On vous dévoile les secrets des peintures du Casino de Monte-Carlo
Monaco Tribune vous propose de faire le tour de cet établissement unique au monde et de vous en révéler les anecdotes.
Il s’agit de l’un des lieux touristiques les plus emblématiques de la Principauté. Le Casino de Monte-Carlo, joyau de la Société des Bains de Mer et de son héritage, impressionne tant par sa façade Belle-Epoque que par l’élégance et le raffinement de ses salons de jeux.
Mais à l’intérieur, quelques regards semblent observer joueurs et touristes. De grandes toiles colorées agrémentent les murs et les plafonds de ce somptueux édifice. Derrière les pinceaux, différents artistes, ayant officié entre 1863 et 1910. Les styles et influences se côtoient sans fausse note, car toutes les œuvres sont reliées par un même fil conducteur : la figure de la femme.
Charlotte Lubert, responsable Patrimoine de la SBM, nous invite à faire le tour du propriétaire et à découvrir les secrets qui se cachent derrière les peintures du Casino.
La majestueuse Salle Europe et le mystérieux Salon Rose
Notre visite commence dans l’ambiance feutrée de la Salle Europe, agrémentée d’un bar lounge et des premières tables de jeux. « Chaque pièce, sauf la Salle Médecin, compte plusieurs peintres.
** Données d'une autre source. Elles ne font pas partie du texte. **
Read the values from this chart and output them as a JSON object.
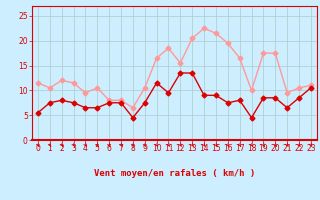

Ici, par exemple, nous avons Paul Steck, Pedro Ribera, Georges Picard et Félix-Hippolyte Lucas », nous indique Charlotte Lubert. Tous ces artistes français, médaillés pour leur œuvre, ont été soigneusement sélectionnés par Marie Blanc, femme reconnue pour son goût pour l’art et le raffinement à l’échelle internationale.
Chacune des huit toiles représente la femme, mais pas seulement. Toutes constituent également une allégorie de la nature. « De chaque côté de l’entrée, Steck a peint la Récolte des Oranges et la Promenade en Mer. (…) Ces peintures sont de 1898, date de la dernière rénovation de la Salle », explique Charlotte Lubert.
En face, L’Automne et Le Printemps (1889) de Georges Picard, accueillent les visiteurs qui souhaitent accéder aux autres salles du Casino.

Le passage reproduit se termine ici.